“Gue lama ya? Sorry kalau bikin lo nunggu,” Laut duduk menghampiri Arum yang sedang sibuk dengan ponselnya. Namun, ketika Laut datang Arum langsung meletakkan ponselnya.
“Lo mau?” Laut menyodorkan jajanan yang baru ia bawa dari kantin.
“Boleh?” tanya Arum memastikan.
“Gue sengaja beli banyak, sekalian buat lo. Lagian biasanya pulang sekolah dikasih harga normal tapi porsinya dilebihin.”
“Oh ya udah, thank you Laut.”
Keduanya asik mengunyah, mengisi energi mereka yang hampir habis karena lelahnya jam sekolah. Namun, setelah beberapa saat Laut memutuskan untuk berbicara, “Kalau kita record hari ini lo siap kan? Kemarin udah bagus, hari ini coba rekam aja, siapa tau selesai hari ini kan enak, nggak banyak tugas menggantung.”
“Gue selalu siap, terserah mau kapan. Deadline nya juga masih minggu depan, tapi kalau mau sekarang juga lebih bagus,” Arum tampak setuju dengan yang Laut katakan, ia ingin menikmati weekend nya dengan santai, tanpa memikirkan tugas yang belum selesai, “Gue siapin kameranya dulu,” sambungnya.
“Iya, santai aja. Gue juga mau latihan dulu,” Laut mulai mengambil gitar cokelatnya, dia memetik satu per satu senar yang ada, membentuk sebuah nada.
Selesai Arum mengatur letak dari kamera ponselnya, ia duduk di samping Laut. “Pakai aja handphone gue kalau butuh liriknya,” Laut memberikan ponselnya pada Arum.
“First take, semoga berhasil.”
Petikan senar gitar milik Laut mulai terdengar, dari intro sampai bait pertama lagu. Semuanya berjalan lancar sampai pada akhirnya Arum berhenti bernyanyi pada bagian chorus lagu.
“Sorry, otak gue tadi ngebug bentar,” kata Arum.
“Nggak papa, santai aja,” jawab Laut yang terlihat tidak masalah dengan kesalahan yang Arum buat, “Mau langsung record lagi?”
“Iya.”
Rekaman kedua gagal terselesaikan karena Laut yang lupa dengan bagiannya. Jari-jarinya yang semula menari di antara senar gitarnya, kini berhenti diiringi dengan helaan napas Laut.
“Nggak papa masih bisa rekam lagi kok,” hibur Arum. Lagi pula ia juga tadi membuat kesalahan dan Laut tampaknya tidak masalah dengan itu. Setelah Arum mengatakan hal tersebut pada Laut, rekaman ketiga pun dimulai, keduanya berharap bahwa mereka tidak harus mengulang lagi lagu yang mereka nyanyikan.
Dan tunggulah aku di sana memecahkan celengan rinduku
Berboncengan denganmu mengelilingi kota
Menikmati surya perlahan menghilangHingga kejamnya waktu menarik paksa kau dari pelukku
Lalu kita kembali menabung rasa rindu
Saling mengirim doa, sampai nanti, SayangkuKetika bagian lagu sudah mencapai dua menit 50 detik, Arum mulai menampilkan senyum tipisnya. Ini sudah sisa bagian yang Laut nyanyikan, bagiannya sudah beres, karena ia hanya menyanyikan bagian awal lagu hingga chorus pertama.

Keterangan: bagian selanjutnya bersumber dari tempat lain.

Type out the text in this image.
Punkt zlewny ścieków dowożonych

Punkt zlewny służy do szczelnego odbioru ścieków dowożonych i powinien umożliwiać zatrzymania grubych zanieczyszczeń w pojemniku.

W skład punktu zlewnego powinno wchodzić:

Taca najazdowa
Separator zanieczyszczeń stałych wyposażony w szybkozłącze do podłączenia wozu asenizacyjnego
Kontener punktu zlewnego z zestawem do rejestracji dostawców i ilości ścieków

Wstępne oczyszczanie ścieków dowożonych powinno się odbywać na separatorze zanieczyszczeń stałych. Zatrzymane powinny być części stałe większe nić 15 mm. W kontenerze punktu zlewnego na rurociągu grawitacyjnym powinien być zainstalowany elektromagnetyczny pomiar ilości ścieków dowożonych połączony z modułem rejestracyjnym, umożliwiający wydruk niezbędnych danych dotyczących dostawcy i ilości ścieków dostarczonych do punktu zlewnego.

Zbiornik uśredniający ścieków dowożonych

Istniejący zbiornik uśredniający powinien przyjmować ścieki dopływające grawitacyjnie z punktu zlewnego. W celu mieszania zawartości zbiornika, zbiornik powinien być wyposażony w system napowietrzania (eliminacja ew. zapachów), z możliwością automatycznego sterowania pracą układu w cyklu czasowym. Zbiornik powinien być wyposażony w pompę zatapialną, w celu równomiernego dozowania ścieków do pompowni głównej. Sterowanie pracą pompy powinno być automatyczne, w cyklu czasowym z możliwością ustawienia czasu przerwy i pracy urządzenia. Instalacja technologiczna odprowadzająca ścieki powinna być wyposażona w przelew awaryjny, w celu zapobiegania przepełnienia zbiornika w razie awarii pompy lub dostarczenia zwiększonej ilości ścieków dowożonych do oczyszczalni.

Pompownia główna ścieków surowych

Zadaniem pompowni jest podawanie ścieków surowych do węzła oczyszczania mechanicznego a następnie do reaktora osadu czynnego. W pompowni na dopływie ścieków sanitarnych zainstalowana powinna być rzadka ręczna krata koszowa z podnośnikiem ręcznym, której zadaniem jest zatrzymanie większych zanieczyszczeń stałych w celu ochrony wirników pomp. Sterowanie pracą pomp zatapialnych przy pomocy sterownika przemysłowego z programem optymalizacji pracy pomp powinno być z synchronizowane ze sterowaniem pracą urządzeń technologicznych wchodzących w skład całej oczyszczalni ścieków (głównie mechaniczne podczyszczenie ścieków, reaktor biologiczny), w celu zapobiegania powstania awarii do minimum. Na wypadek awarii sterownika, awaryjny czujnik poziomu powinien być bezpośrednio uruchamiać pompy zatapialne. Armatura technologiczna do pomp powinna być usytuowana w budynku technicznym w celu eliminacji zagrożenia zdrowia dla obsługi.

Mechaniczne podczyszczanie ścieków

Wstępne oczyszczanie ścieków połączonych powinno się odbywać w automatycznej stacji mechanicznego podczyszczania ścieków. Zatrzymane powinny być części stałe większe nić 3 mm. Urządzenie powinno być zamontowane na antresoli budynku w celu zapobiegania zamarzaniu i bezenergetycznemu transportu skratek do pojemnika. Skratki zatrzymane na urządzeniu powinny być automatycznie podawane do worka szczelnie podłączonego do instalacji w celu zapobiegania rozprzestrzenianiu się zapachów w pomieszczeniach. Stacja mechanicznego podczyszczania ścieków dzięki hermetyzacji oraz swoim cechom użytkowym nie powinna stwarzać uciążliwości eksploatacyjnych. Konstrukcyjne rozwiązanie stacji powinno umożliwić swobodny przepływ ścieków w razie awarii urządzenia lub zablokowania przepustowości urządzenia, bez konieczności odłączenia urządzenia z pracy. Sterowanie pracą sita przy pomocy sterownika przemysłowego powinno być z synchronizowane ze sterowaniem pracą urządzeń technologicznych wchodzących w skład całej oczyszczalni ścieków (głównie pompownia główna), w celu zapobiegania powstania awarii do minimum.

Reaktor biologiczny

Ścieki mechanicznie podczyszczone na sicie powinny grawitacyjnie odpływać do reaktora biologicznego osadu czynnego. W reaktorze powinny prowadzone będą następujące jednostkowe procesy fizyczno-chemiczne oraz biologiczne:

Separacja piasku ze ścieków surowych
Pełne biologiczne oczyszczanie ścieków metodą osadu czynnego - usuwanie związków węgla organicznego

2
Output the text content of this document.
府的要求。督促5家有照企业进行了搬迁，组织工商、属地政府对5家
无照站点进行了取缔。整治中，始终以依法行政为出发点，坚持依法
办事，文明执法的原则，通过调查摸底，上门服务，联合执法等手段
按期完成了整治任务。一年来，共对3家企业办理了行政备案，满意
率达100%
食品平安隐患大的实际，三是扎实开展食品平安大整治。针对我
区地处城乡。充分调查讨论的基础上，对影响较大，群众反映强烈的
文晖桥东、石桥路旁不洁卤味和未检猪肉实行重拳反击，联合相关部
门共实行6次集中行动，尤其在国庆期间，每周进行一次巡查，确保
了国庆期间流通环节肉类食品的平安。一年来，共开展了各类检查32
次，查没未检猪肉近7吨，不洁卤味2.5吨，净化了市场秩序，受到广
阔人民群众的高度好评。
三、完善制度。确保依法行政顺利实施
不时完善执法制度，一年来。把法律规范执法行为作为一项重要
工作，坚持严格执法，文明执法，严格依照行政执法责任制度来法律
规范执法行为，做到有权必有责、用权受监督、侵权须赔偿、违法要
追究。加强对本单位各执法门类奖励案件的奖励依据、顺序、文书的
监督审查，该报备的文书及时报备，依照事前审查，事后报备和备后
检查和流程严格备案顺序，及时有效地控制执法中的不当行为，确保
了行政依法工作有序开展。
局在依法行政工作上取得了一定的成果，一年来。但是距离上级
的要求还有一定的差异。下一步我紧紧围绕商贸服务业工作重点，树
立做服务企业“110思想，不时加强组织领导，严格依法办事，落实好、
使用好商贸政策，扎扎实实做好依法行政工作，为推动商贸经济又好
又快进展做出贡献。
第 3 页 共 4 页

“Selesai!” pekik Arum gembira begitu mereka menyelesaikan lagu tersebut. Arum bertepuk tangan ketika keduanya berhasil menyelesaikan tugas musik, akhirnya beban Arum terangkat sedikit. Ia hanya tinggal mengeditnya lalu mengumpulkannya pada google drive.
Laut hanya mengamati Arum lewat ekor matanya, lucu. Netranya menangkap Arum dengan wajah yang berseri-seri dan heboh, “Nanti kirim ke gue hasilnya.”
“Iya.”
“Ini buat lo,” Laut memberikan sebotol minuman dingin yang sudah sengaja disiapkan untuk Arum.
“Lo baik banget,” puji Arum pada Laut. Bukan karena Laut yang memberikan makanan atau bahkan minuman pada Arum, tetapi memang karena Laut baik pada dirinya. Selama di kelas juga, Laut kadang membantu Arum menyelesaikan soal yang menurutnya sulit, atau terkadang Arum menghampiri Laut untuk sekedar bertanya.
“Lo tumben cepat akrab sama orang,” tanya Kiara penasaran pada Arum. Cukup janggal baginya ketika melihat Arum yang terlihat akrab dengan Laut dalam waktu singkat.
“Nggak tau, gue juga bingung. Tapi waktu pertama kali gue ngobrol sama dia, gue ngerasa familiar sama cara dia bicara.”